Out into the world: WORLD Magazine

Though it’s based right here in Asheville, WORLD magazine, one of the country’s oldest Christian news magazines, sends reporters to locales all over the globe, including war-wracked hot spots.

Telling the news: Mindy Belz (second from left) and other WORLD staff with Iraqi government officials in the streets of Kirkuk. The magazine has reported extensively on the plight of Iraq’s Christian community during the ongoing war. Photo courtesy WORLD magazine

“Obviously the Middle East has been a big one in the past few years: I’ve made four trips to Iraq. We’ve been to Jordan, Israel. We’ll probably be in Afghanistan more coming up,” Editor Mindy Belz says. “We’ve focused a lot on Africa,” she adds. “Under the radar, the Bush administration and the U.S. military have been quite active there.”

Conflict zones are a key part of the magazine’s beat, Belz says. “Around the world, we want to look at whatever the circumstances are, broadly speaking, but also focus on minorities—which Christians are in much of the Middle East—and their struggle for religious freedom, amidst the focus on war, famine and all the other things that should concern us.”

One recent topic of particular emphasis for WORLD, which started in 1986 and publishes biweekly, has been the plight of Iraqi Christians, a topic that, Belz says, has been missing from much coverage of violence in the region.

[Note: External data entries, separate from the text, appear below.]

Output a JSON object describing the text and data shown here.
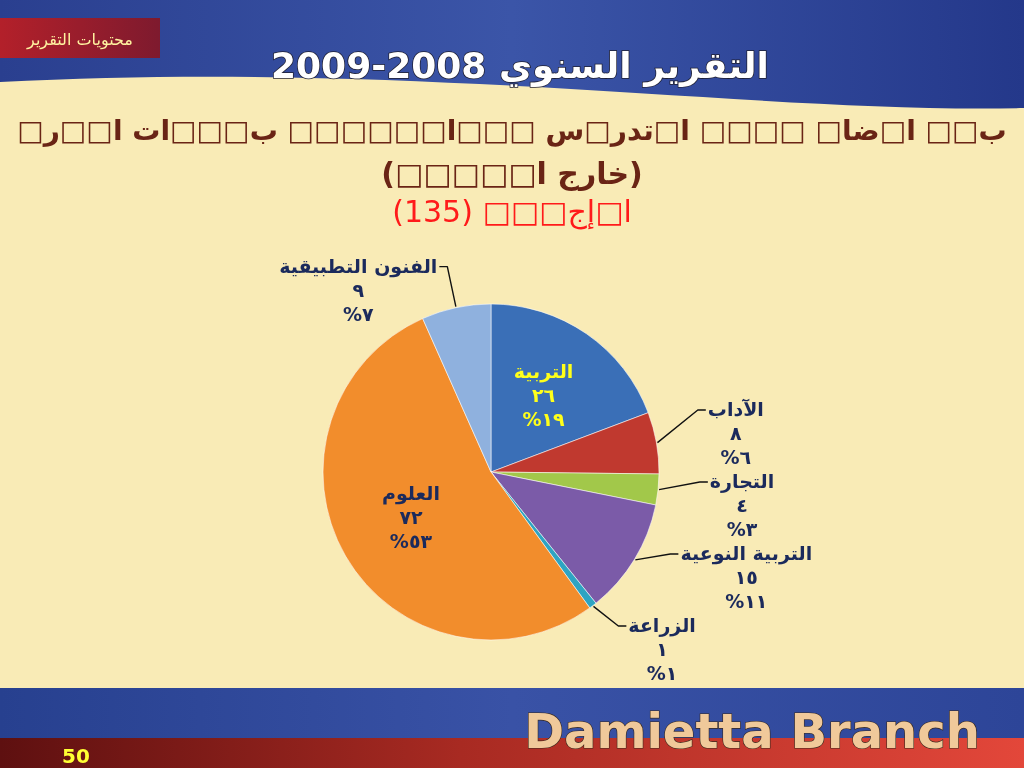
{
  "chart_data": {
    "type": "pie",
    "title": "ب□□ ا□ضا□ □□□□ ا□تدر□س □□□ا□□□□□□ ب□□□ات ا□□ر□\n(خارج ا□□□□□)",
    "subtitle": "ا□إج□□□ (135)",
    "categories": [
      "التربية",
      "الآداب",
      "التجارة",
      "التربية النوعية",
      "الزراعة",
      "العلوم",
      "الفنون التطبيقية"
    ],
    "values": [
      26,
      8,
      4,
      15,
      1,
      72,
      9
    ],
    "colors": [
      "#3a6fb7",
      "#c0392f",
      "#a2c84a",
      "#7b5ba8",
      "#2ea4c2",
      "#f28d2c",
      "#8fb1de"
    ],
    "value_labels": [
      "٢٦\n١٩%",
      "٨\n٦%",
      "٤\n٣%",
      "١٥\n١١%",
      "١\n١%",
      "٧٢\n٥٣%",
      "٩\n٧%"
    ],
    "annotations": [
      "محتويات التقرير",
      "التقرير السنوي 2008-2009",
      "Damietta Branch",
      "50"
    ]
  }
}
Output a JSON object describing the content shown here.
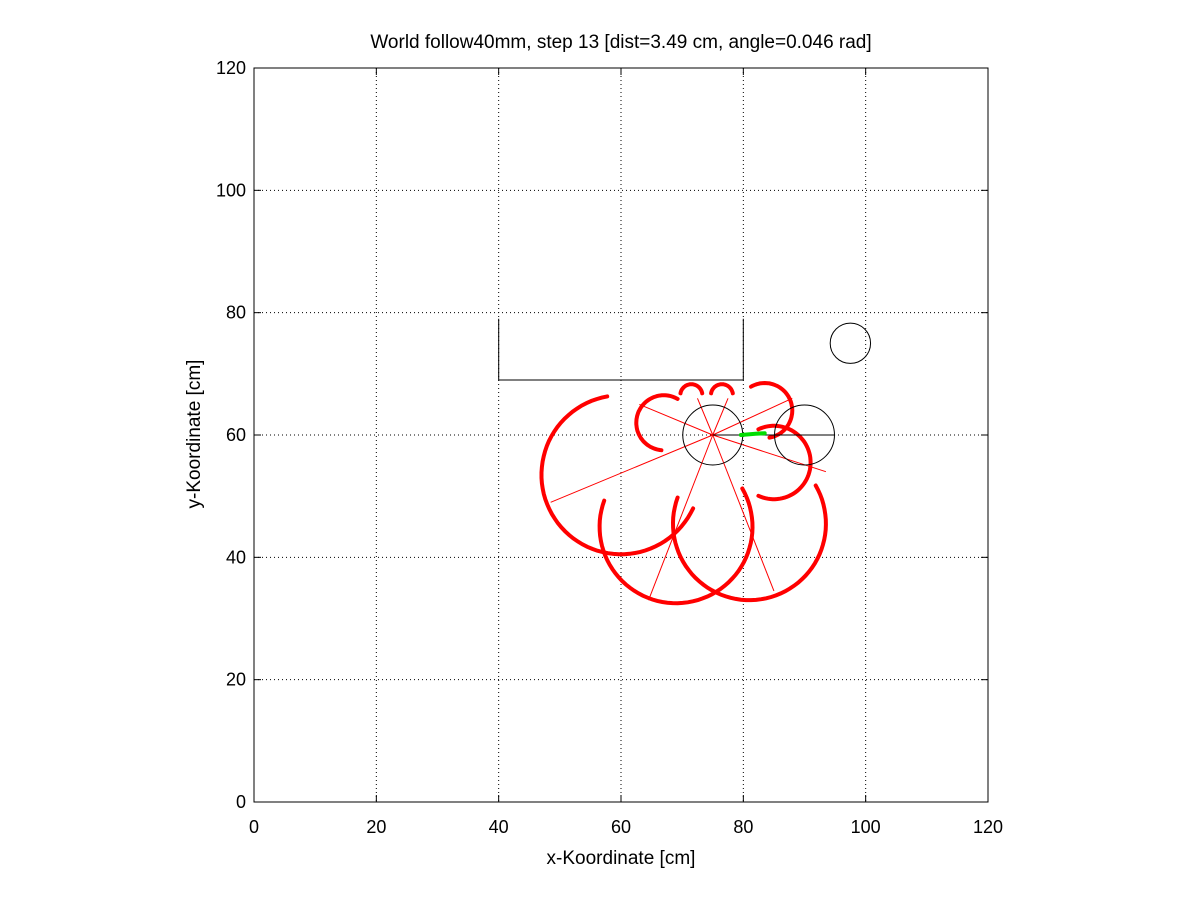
{
  "chart_data": {
    "type": "scatter",
    "title": "World follow40mm, step 13 [dist=3.49 cm, angle=0.046 rad]",
    "xlabel": "x-Koordinate [cm]",
    "ylabel": "y-Koordinate [cm]",
    "xlim": [
      0,
      120
    ],
    "ylim": [
      0,
      120
    ],
    "xticks": [
      "0",
      "20",
      "40",
      "60",
      "80",
      "100",
      "120"
    ],
    "yticks": [
      "0",
      "20",
      "40",
      "60",
      "80",
      "100",
      "120"
    ],
    "grid": true,
    "colors": {
      "sensor": "#ff0000",
      "robot": "#000000",
      "path": "#00dd00"
    },
    "obstacles": {
      "wall_polyline": [
        [
          40,
          79
        ],
        [
          40,
          69
        ],
        [
          80,
          69
        ],
        [
          80,
          79
        ]
      ],
      "circles": [
        {
          "cx": 97.5,
          "cy": 75,
          "r": 3.3
        }
      ]
    },
    "robot": {
      "x": 75,
      "y": 60,
      "r": 4.9,
      "heading_line": [
        [
          75,
          60
        ],
        [
          95,
          60
        ]
      ]
    },
    "target": {
      "x": 90,
      "y": 60,
      "r": 4.9
    },
    "path": [
      [
        79.6,
        60.0
      ],
      [
        82.0,
        60.2
      ],
      [
        83.5,
        60.3
      ]
    ],
    "sensor_rays": [
      {
        "x1": 75,
        "y1": 60,
        "x2": 48.5,
        "y2": 49
      },
      {
        "x1": 75,
        "y1": 60,
        "x2": 64.5,
        "y2": 33
      },
      {
        "x1": 75,
        "y1": 60,
        "x2": 85,
        "y2": 34.5
      },
      {
        "x1": 75,
        "y1": 60,
        "x2": 93.5,
        "y2": 54
      },
      {
        "x1": 75,
        "y1": 60,
        "x2": 88,
        "y2": 66
      },
      {
        "x1": 75,
        "y1": 60,
        "x2": 63,
        "y2": 65
      },
      {
        "x1": 75,
        "y1": 60,
        "x2": 72.5,
        "y2": 66
      },
      {
        "x1": 75,
        "y1": 60,
        "x2": 77.5,
        "y2": 66
      }
    ],
    "sensor_arcs": [
      {
        "cx": 60,
        "cy": 53.5,
        "r": 13.0,
        "start_deg": 100,
        "end_deg": 335
      },
      {
        "cx": 69,
        "cy": 45,
        "r": 12.5,
        "start_deg": 160,
        "end_deg": 390
      },
      {
        "cx": 81,
        "cy": 45.5,
        "r": 12.5,
        "start_deg": 160,
        "end_deg": 390
      },
      {
        "cx": 85,
        "cy": 55.5,
        "r": 6.0,
        "start_deg": -115,
        "end_deg": 115
      },
      {
        "cx": 67,
        "cy": 62,
        "r": 4.5,
        "start_deg": 60,
        "end_deg": 265
      },
      {
        "cx": 83.5,
        "cy": 64,
        "r": 4.5,
        "start_deg": -80,
        "end_deg": 120
      },
      {
        "cx": 71.5,
        "cy": 66.5,
        "r": 1.8,
        "start_deg": 10,
        "end_deg": 170
      },
      {
        "cx": 76.5,
        "cy": 66.5,
        "r": 1.8,
        "start_deg": 10,
        "end_deg": 170
      }
    ]
  }
}
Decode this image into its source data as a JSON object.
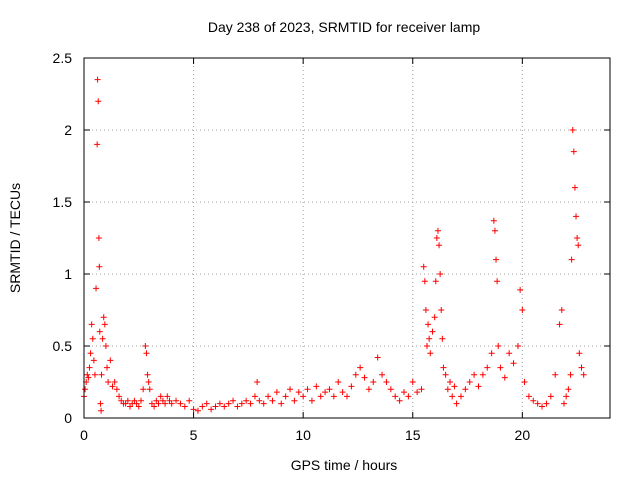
{
  "chart_data": {
    "type": "scatter",
    "title": "Day 238 of 2023, SRMTID for receiver lamp",
    "xlabel": "GPS time / hours",
    "ylabel": "SRMTID / TECUs",
    "xlim": [
      0,
      24
    ],
    "ylim": [
      0,
      2.5
    ],
    "xticks": [
      0,
      5,
      10,
      15,
      20
    ],
    "yticks": [
      0,
      0.5,
      1,
      1.5,
      2,
      2.5
    ],
    "xtick_labels": [
      "0",
      "5",
      "10",
      "15",
      "20"
    ],
    "ytick_labels": [
      "0",
      "0.5",
      "1",
      "1.5",
      "2",
      "2.5"
    ],
    "grid": true,
    "marker": "+",
    "series": [
      {
        "name": "SRMTID",
        "color": "#ff0000",
        "x": [
          0.0,
          0.05,
          0.1,
          0.15,
          0.2,
          0.25,
          0.3,
          0.35,
          0.4,
          0.45,
          0.5,
          0.55,
          0.6,
          0.62,
          0.65,
          0.68,
          0.7,
          0.72,
          0.75,
          0.78,
          0.8,
          0.85,
          0.9,
          0.95,
          1.0,
          1.05,
          1.1,
          1.2,
          1.3,
          1.4,
          1.5,
          1.6,
          1.7,
          1.8,
          1.9,
          2.0,
          2.1,
          2.2,
          2.3,
          2.4,
          2.5,
          2.6,
          2.7,
          2.8,
          2.85,
          2.9,
          2.95,
          3.0,
          3.1,
          3.2,
          3.3,
          3.4,
          3.5,
          3.6,
          3.7,
          3.8,
          3.9,
          4.0,
          4.2,
          4.4,
          4.6,
          4.8,
          5.0,
          5.2,
          5.4,
          5.6,
          5.8,
          6.0,
          6.2,
          6.4,
          6.6,
          6.8,
          7.0,
          7.2,
          7.4,
          7.6,
          7.8,
          7.9,
          8.0,
          8.2,
          8.4,
          8.6,
          8.8,
          9.0,
          9.2,
          9.4,
          9.6,
          9.8,
          10.0,
          10.2,
          10.4,
          10.6,
          10.8,
          11.0,
          11.2,
          11.4,
          11.6,
          11.8,
          12.0,
          12.2,
          12.4,
          12.6,
          12.8,
          13.0,
          13.2,
          13.4,
          13.6,
          13.8,
          14.0,
          14.2,
          14.4,
          14.6,
          14.8,
          15.0,
          15.2,
          15.4,
          15.5,
          15.55,
          15.6,
          15.65,
          15.7,
          15.75,
          15.8,
          15.9,
          16.0,
          16.05,
          16.1,
          16.15,
          16.2,
          16.25,
          16.3,
          16.35,
          16.4,
          16.5,
          16.6,
          16.7,
          16.8,
          16.9,
          17.0,
          17.2,
          17.4,
          17.6,
          17.8,
          18.0,
          18.2,
          18.4,
          18.6,
          18.7,
          18.75,
          18.8,
          18.85,
          18.9,
          19.0,
          19.2,
          19.4,
          19.6,
          19.8,
          19.9,
          20.0,
          20.1,
          20.3,
          20.5,
          20.7,
          20.9,
          21.1,
          21.3,
          21.5,
          21.7,
          21.8,
          21.9,
          22.0,
          22.1,
          22.2,
          22.25,
          22.3,
          22.35,
          22.4,
          22.45,
          22.5,
          22.55,
          22.6,
          22.7,
          22.8
        ],
        "y": [
          0.15,
          0.2,
          0.25,
          0.3,
          0.28,
          0.35,
          0.45,
          0.65,
          0.55,
          0.4,
          0.3,
          0.9,
          1.9,
          2.35,
          2.2,
          1.25,
          1.05,
          0.6,
          0.1,
          0.05,
          0.3,
          0.55,
          0.7,
          0.65,
          0.5,
          0.35,
          0.25,
          0.4,
          0.22,
          0.25,
          0.2,
          0.15,
          0.12,
          0.1,
          0.1,
          0.12,
          0.08,
          0.1,
          0.12,
          0.1,
          0.08,
          0.12,
          0.2,
          0.5,
          0.45,
          0.3,
          0.25,
          0.2,
          0.1,
          0.08,
          0.12,
          0.1,
          0.15,
          0.12,
          0.1,
          0.15,
          0.12,
          0.1,
          0.12,
          0.1,
          0.08,
          0.12,
          0.06,
          0.05,
          0.08,
          0.1,
          0.06,
          0.08,
          0.1,
          0.08,
          0.1,
          0.12,
          0.08,
          0.1,
          0.12,
          0.1,
          0.15,
          0.25,
          0.12,
          0.1,
          0.15,
          0.12,
          0.18,
          0.1,
          0.15,
          0.2,
          0.12,
          0.18,
          0.15,
          0.2,
          0.12,
          0.22,
          0.15,
          0.18,
          0.2,
          0.15,
          0.25,
          0.18,
          0.15,
          0.22,
          0.3,
          0.35,
          0.28,
          0.2,
          0.25,
          0.42,
          0.3,
          0.25,
          0.2,
          0.15,
          0.12,
          0.18,
          0.15,
          0.25,
          0.18,
          0.2,
          1.05,
          0.95,
          0.75,
          0.5,
          0.65,
          0.55,
          0.45,
          0.6,
          0.7,
          0.95,
          1.25,
          1.3,
          1.2,
          1.0,
          0.75,
          0.55,
          0.35,
          0.3,
          0.2,
          0.25,
          0.15,
          0.22,
          0.1,
          0.15,
          0.2,
          0.25,
          0.3,
          0.22,
          0.3,
          0.35,
          0.45,
          1.37,
          1.3,
          1.1,
          0.95,
          0.5,
          0.35,
          0.28,
          0.45,
          0.38,
          0.5,
          0.89,
          0.75,
          0.25,
          0.15,
          0.12,
          0.1,
          0.08,
          0.1,
          0.15,
          0.3,
          0.65,
          0.75,
          0.1,
          0.15,
          0.2,
          0.3,
          1.1,
          2.0,
          1.85,
          1.6,
          1.4,
          1.25,
          1.2,
          0.45,
          0.35,
          0.3
        ]
      }
    ]
  }
}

“I was there in 2003, 2004, during the war, embedded with an Army unit in a combat hospital,” she recalls. “It became too difficult in 2005 and ‘06 to go to some of those areas. What we were looking at was a story that wasn’t really being told in the media: what was happening to the Iraqi Christians in Nineveh. It’s really an ancient homeland—I’ve been in churches there that were built in 200 A.D. Most of us don’t even really think about Iraq like that.”

During the last two years, WORLD published a series of articles on the issue, as many Iraqi Christians were forced by violence and persecution to flee to Syria and other countries in the region.

“We have tried to focus on Iraq’s minorities, which also include Yezidis”—a tribal group—“and a tiny, tiny Jewish population, and just reveal the situation for them,” Belz says.

The series came as a surprise to many readers.

“Churches tend to be pretty good at networking, but the Iraq situation is unlike others I’ve seen in Africa or Bosnia, where you had a lot of international aid groups” paying attention, she notes. “In Iraq, the word we tend to get is focused on Baghdad or the military. It’s hard to actually get the Iraqi focus. We assume Iraqis are used to having bombs go off in the street. They’re not. They’re used to going to work and sending their children to school like the rest of us.”

Belz views WORLD‘s reporting role as inextricably tied with its religious mission.

“In a lot of ways, the essence of the gospel Jesus preached is telling news,” she says. “What you see in the hard situations of the world is the fallenness, the brokenness of man, and you also see the way in which the teachings of Jesus can break through, bring hope. Not always: The world is a bitter place. But that’s what you’re looking for, whether it’s the way believers are helping each other or their Muslim neighbors, and if that’s not working, why not? All of this is compelled by the idea of Jesus sending people out to tell the story.”